01. Sehitam Tinta, Sebening Bulan

1.7K 249 30
                                    

"Hujan lagi, hujan lagi," keluh Menno sambil menyeruput teh bunga krisan kesukaannya. Di hadapannya, teman lamanya Eurig terkekeh.

"Memang sudah musimnya, Menno," balas pria tua itu. "Menurutmu seharusnya apa yang jatuh dari langit? Salju? Atau berkah?"

Menno dengan malasnya menguap, lalu meregangkan otot-otot tubuhnya.

"Buat apa kamu bicara berkah? Putrimu yang tertua sudah menikah dan hidup bahagia, putramu yang paling muda baru saja menikah dan sepertinya akan hidup bahagia. Cucumu satu-satunya, menguntitku kemana-mana, dan sepertinya bahagia-bahagia saja. Kamu sendiri, sudah pensiun, bisa duduk-duduk santai sambil minum teh hangat dan menikmati hasil kerja kerasmu dengan wajah bahagia. Jangan bandingkan dengan pelukis dan tabib serabutan sepertiku."

"Tabib serabutan yang setahun terakhir ini menghabiskan uang seperti pemabuk menenggak botol anggur?" sindir Eurig.

Setahun terakhir ini memang Menno menarik banyak sekali uang dari simpanannya di Eurig. Jumlahnya juga tidak tanggung-tanggung - Eurig tidak akan kaget kalau ternyata Menno diam-diam membangun galeri lukisan super besar atau tiba-tiba punya bisnis retail obat baru di mana-mana dengan uang sebesar itu.

"Kamu selama ini selalu mengomel karena uangku tidak pernah dipakai," sanggah Menno.

"Tentu saja. Buat apa punya uang kalau tidak dipakai?" Eurig terkekeh.

"Kamu yang mengajariku untuk menikmati hasil pekerjaanku, tidak soal apa itu. Jadi setelah bersusah payah membangun usaha, ya jelas saja keuntungannya harus kunikmati sampai puas."

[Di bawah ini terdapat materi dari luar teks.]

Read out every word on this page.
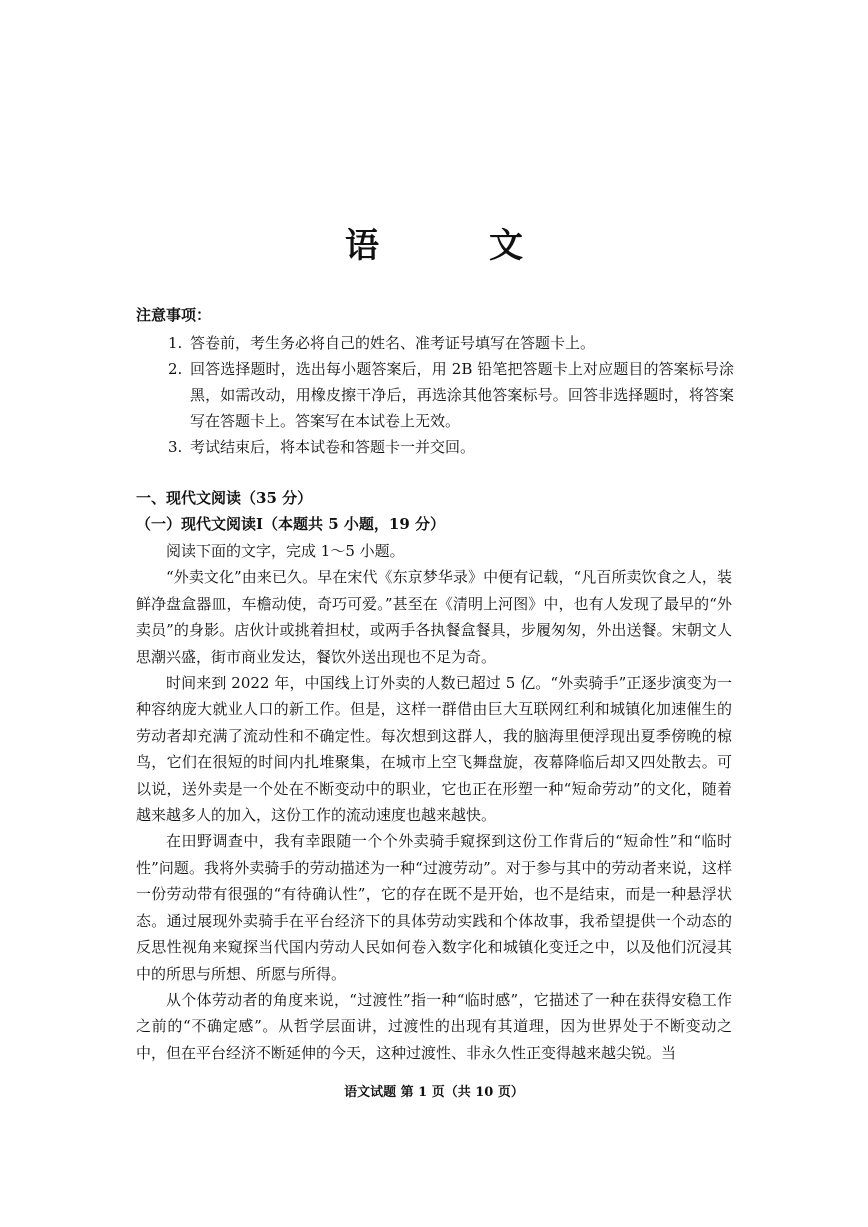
语　文
注意事项：
1. 答卷前，考生务必将自己的姓名、准考证号填写在答题卡上。
2. 回答选择题时，选出每小题答案后，用 2B 铅笔把答题卡上对应题目的答案标号涂黑，如需改动，用橡皮擦干净后，再选涂其他答案标号。回答非选择题时，将答案写在答题卡上。答案写在本试卷上无效。
3. 考试结束后，将本试卷和答题卡一并交回。
一、现代文阅读（35 分）
（一）现代文阅读Ⅰ（本题共 5 小题，19 分）

阅读下面的文字，完成 1～5 小题。

“外卖文化”由来已久。早在宋代《东京梦华录》中便有记载，“凡百所卖饮食之人，装鲜净盘盒器皿，车檐动使，奇巧可爱。”甚至在《清明上河图》中，也有人发现了最早的“外卖员”的身影。店伙计或挑着担杖，或两手各执餐盒餐具，步履匆匆，外出送餐。宋朝文人思潮兴盛，街市商业发达，餐饮外送出现也不足为奇。

时间来到 2022 年，中国线上订外卖的人数已超过 5 亿。“外卖骑手”正逐步演变为一种容纳庞大就业人口的新工作。但是，这样一群借由巨大互联网红利和城镇化加速催生的劳动者却充满了流动性和不确定性。每次想到这群人，我的脑海里便浮现出夏季傍晚的椋鸟，它们在很短的时间内扎堆聚集，在城市上空飞舞盘旋，夜幕降临后却又四处散去。可以说，送外卖是一个处在不断变动中的职业，它也正在形塑一种“短命劳动”的文化，随着越来越多人的加入，这份工作的流动速度也越来越快。

在田野调查中，我有幸跟随一个个外卖骑手窥探到这份工作背后的“短命性”和“临时性”问题。我将外卖骑手的劳动描述为一种“过渡劳动”。对于参与其中的劳动者来说，这样一份劳动带有很强的“有待确认性”，它的存在既不是开始，也不是结束，而是一种悬浮状态。通过展现外卖骑手在平台经济下的具体劳动实践和个体故事，我希望提供一个动态的反思性视角来窥探当代国内劳动人民如何卷入数字化和城镇化变迁之中，以及他们沉浸其中的所思与所想、所愿与所得。

从个体劳动者的角度来说，“过渡性”指一种“临时感”，它描述了一种在获得安稳工作之前的“不确定感”。从哲学层面讲，过渡性的出现有其道理，因为世界处于不断变动之中，但在平台经济不断延伸的今天，这种过渡性、非永久性正变得越来越尖锐。当

语文试题 第 1 页（共 10 页）
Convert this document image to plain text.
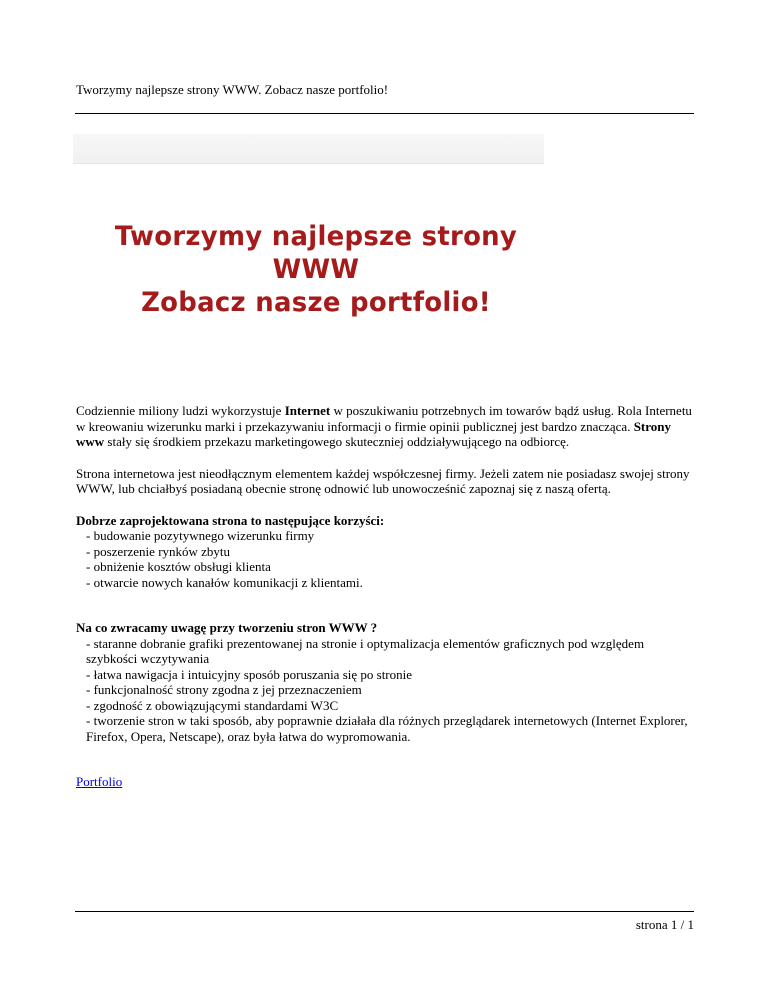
Tworzymy najlepsze strony WWW. Zobacz nasze portfolio!
Tworzymy najlepsze strony WWW
Zobacz nasze portfolio!

Codziennie miliony ludzi wykorzystuje Internet w poszukiwaniu potrzebnych im towarów bądź usług. Rola Internetu w kreowaniu wizerunku marki i przekazywaniu informacji o firmie opinii publicznej jest bardzo znacząca. Strony www stały się środkiem przekazu marketingowego skuteczniej oddziaływującego na odbiorcę.

Strona internetowa jest nieodłącznym elementem każdej współczesnej firmy. Jeżeli zatem nie posiadasz swojej strony WWW, lub chciałbyś posiadaną obecnie stronę odnowić lub unowocześnić zapoznaj się z naszą ofertą.

Dobrze zaprojektowana strona to następujące korzyści:

- budowanie pozytywnego wizerunku firmy
- poszerzenie rynków zbytu
- obniżenie kosztów obsługi klienta
- otwarcie nowych kanałów komunikacji z klientami.

Na co zwracamy uwagę przy tworzeniu stron WWW ?

- staranne dobranie grafiki prezentowanej na stronie i optymalizacja elementów graficznych pod względem szybkości wczytywania
- łatwa nawigacja i intuicyjny sposób poruszania się po stronie
- funkcjonalność strony zgodna z jej przeznaczeniem
- zgodność z obowiązującymi standardami W3C
- tworzenie stron w taki sposób, aby poprawnie działała dla różnych przeglądarek internetowych (Internet Explorer, Firefox, Opera, Netscape), oraz była łatwa do wypromowania.
Portfolio
strona 1 / 1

Menno manggut-manggut, senang bahwa temannya mengikuti nasihatnya.

"Kalau begitu, kamu harusnya ikut berbahagia saat aku menggunakan hartaku untuk apa yang aku suka."

"'Apa' atau 'siapa'?" Sebuah suara kecil terdengar, disusul wajah mungil dengan senyum nakal milik Ida menyembul dari balik pintu.

"Hush! Anak kecil jangan ikut-ikutan menguping pembicaraan orang dewasa," usir Menno gusar.

Ida terkikik geli, makin ingin mengerjai pamannya itu.

"Aku tidak menguping, cuma kebetulan lewat." Dia melirik setumpuk kotak-kotak kecil dalam kedua lengannya. "Gwen memintaku membawa ini ke kamarnya."

Eurig berdehem.

"Gwen itu sekarang Bibi-mu, jangan seenaknya memanggil namanya," omel sang Kakek, sementara Hilda mengerucutkan bibirnya dan mengangguk singkat sebelum pergi. "Ketuk pintu terlebih dahulu sebelum masuk ke kamar Liam," ujar Eurig kemudian, dengan suara lebih lantang, namun Hilda sudah menghilang dari ruangan mereka.

Menno mengangkat alis sambil menyeruput kembali teh miliknya. Eurig menghela nafas.

"Bagaimana caranya kamu bisa tahan tinggal bersama cucuku itu di Estahr?" keluh Eurig. "Aku saja sulit mengaturnya kalau ibunya sedang pergi."

Menno tertawa.

"Bukannya sifat susah diatur itu sudah mendarah daging dalam keluargamu?" tanyanya sambil menyeringai, menuai protes kawan lamanya. "Lagipula, bukan aku yang menemani cucumu selama di Estahr."

Sekarang giliran Eurig yang tersenyum nakal ke arah Menno.

"Siapa yang menemaninya? Kekasihmu?"

Menno yang sudah mendekatkan cangkir ke mulutnya meletakkannya lagi di atas meja. 

Seandainya Menno sedang minum, dia pasti sudah tersedak.

"Siapa sebenarnya kekasihmu Menno? Sudah empat tahun aku pura-pura tidak tahu, kamu masih belum mau bicara soal itu?"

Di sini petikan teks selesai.